Many pastors over the years have made the point that each individual plague is a challenge to a specific Egyptian god. For example, the LORD turning the Nile River into blood showed that the LORD was the true God as opposed to the Egyptian god, Hapi, who was the god of the Nile – the supposed lord of the river who made things fertile. The LORD defeats Hopi!

But the text itself makes no mention of any particular god being defeated by individual judgment. Dr. Gary E. Schnittjer, professor of the Old Testament at Cairn University reminds us that we have no “license to read into the narrative a specific blow-by-blow list of the supposed deities whom [the LORD] defeated.”

Now, while we can’t make a one-to-one correlation between a every plague and an Egyptian god, the plagues do show that the LORD is greater than the gods of this world.

The LORD Himself explains what He’s doing in chapter 12: “… and on all the gods of Egypt I will execute judgments: I am the LORD” (Exodus 12:12). YHWH – the LORD – is greater than Egypt’s gods.Moses’ father-in-law makes an observation about the plagues and the Exodus in chapter 18: “Now I know that the LORD is greater than all gods…” (Exodus 18:11). YHWH – the LORD – is greater than Egypt’s gods.And later in Numbers 33, we read, “On their gods also the LORD executed judgments” (Numbers 33:4).

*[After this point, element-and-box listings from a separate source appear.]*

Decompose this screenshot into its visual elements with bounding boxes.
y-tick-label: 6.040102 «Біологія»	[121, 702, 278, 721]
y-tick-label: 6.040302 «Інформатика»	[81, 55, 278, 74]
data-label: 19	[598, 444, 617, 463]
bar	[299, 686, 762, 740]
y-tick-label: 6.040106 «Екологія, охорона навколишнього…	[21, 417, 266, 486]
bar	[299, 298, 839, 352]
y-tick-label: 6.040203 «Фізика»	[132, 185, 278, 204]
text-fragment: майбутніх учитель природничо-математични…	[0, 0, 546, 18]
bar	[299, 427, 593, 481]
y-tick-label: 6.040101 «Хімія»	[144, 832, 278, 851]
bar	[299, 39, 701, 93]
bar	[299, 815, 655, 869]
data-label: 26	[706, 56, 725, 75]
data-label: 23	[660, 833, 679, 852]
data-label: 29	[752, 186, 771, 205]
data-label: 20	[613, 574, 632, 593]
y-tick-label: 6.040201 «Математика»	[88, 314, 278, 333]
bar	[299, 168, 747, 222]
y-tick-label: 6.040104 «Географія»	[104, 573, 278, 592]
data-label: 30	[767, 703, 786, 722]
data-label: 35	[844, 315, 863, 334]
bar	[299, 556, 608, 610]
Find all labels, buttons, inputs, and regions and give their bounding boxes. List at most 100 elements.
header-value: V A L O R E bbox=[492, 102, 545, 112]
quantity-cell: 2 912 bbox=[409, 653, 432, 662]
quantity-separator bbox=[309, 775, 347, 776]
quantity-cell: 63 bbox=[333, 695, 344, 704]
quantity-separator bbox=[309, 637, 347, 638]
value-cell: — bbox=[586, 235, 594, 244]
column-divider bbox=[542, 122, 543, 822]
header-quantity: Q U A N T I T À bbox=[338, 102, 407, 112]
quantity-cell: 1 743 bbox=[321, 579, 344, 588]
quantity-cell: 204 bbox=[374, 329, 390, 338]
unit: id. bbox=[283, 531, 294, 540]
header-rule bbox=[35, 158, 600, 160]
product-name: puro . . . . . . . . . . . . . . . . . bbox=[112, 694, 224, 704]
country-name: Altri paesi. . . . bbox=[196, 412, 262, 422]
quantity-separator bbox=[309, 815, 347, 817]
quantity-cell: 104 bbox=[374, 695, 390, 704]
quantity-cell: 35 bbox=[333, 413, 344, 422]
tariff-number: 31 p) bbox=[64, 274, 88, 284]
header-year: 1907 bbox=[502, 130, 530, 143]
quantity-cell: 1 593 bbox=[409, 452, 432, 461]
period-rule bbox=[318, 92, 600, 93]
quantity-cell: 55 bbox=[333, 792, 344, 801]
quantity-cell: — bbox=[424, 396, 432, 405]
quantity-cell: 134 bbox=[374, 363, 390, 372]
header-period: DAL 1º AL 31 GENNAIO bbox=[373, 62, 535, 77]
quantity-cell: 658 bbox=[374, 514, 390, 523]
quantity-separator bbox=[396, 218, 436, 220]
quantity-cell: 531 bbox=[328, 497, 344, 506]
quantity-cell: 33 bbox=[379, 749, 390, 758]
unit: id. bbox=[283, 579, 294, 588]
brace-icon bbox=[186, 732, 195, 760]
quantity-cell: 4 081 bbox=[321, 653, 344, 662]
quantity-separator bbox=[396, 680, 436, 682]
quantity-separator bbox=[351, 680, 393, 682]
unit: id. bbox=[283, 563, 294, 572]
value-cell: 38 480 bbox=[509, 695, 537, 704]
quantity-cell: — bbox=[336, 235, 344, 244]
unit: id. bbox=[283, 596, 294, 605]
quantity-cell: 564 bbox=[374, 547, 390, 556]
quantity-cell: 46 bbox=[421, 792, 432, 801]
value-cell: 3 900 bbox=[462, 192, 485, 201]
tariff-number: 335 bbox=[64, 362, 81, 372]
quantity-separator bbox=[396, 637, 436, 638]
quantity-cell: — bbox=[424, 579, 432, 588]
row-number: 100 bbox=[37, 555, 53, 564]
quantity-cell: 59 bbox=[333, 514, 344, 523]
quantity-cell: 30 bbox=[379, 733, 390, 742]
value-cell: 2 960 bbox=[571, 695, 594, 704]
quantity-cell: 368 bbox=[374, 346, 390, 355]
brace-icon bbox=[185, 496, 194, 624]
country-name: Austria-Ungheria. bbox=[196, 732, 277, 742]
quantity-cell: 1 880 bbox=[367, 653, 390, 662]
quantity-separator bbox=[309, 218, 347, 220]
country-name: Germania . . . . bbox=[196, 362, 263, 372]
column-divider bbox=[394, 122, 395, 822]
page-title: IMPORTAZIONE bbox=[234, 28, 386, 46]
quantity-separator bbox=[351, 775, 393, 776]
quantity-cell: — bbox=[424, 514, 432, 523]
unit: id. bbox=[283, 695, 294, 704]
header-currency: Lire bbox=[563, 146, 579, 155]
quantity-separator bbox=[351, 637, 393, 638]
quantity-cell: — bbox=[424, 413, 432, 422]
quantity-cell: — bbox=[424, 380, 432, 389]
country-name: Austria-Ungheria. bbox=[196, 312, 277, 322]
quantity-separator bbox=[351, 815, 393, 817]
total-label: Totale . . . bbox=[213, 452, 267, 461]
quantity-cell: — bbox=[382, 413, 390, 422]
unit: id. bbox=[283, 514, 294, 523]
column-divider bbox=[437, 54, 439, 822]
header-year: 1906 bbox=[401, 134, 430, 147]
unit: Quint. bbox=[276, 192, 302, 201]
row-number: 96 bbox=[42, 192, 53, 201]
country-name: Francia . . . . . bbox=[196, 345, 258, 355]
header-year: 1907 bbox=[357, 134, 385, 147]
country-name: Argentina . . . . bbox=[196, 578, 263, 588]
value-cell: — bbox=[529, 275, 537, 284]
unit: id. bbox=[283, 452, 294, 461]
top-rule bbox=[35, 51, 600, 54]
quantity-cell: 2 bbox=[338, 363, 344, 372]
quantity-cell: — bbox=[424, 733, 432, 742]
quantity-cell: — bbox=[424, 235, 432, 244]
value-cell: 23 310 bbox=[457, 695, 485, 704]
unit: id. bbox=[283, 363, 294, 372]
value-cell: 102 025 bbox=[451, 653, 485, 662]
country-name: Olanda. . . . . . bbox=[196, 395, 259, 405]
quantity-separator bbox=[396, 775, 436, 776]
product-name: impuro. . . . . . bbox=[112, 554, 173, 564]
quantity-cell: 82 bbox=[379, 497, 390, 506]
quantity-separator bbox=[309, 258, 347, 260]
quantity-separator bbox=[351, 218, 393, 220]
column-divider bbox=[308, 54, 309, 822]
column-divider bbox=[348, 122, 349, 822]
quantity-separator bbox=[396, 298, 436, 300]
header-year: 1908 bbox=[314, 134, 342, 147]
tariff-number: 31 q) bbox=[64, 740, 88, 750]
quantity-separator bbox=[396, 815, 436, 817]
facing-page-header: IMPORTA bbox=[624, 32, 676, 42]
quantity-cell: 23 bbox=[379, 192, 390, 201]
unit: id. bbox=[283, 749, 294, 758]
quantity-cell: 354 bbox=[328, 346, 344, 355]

So, the plagues and the entire Exodus event demonstrate that the LORD is greater than any false god that man might be tempted to trust.


When Moses confronts Pharoah, 6 out of 9 times he relays to Pharoah the LORD’s message. We read it in chapters, 7, 8, 9, and 10.

“Let My people go, that they may serve Me…”

Exodus 7:16, 8:1, 8:20, 9:1, 9:13, 10:3

Serve. In the Hebrew language, it’s a root word – a broad word! “Pharoah, you’re not the master. The LORD is! You must let the people go so they can live for Him, not for you – so they can serve Him, not you!

Serving is worshipping – putting the LORD first, offering sacrifices, observing the holy days, rededicating themselves to the LORD. Service is obedience – observing the LORD’s commands, being holy, living righteously. Serving is bringing justice – caring for the poor, the widows, the orphans, the refugees; showing compassion.

After the Exodus, just before the people went into the Promised Land they were challenged. “Put away the gods that your fathers served in Egypt! Choose this day whom you will serve… As for me and my house, we will serve the LORD” (Joshua 24:14-15).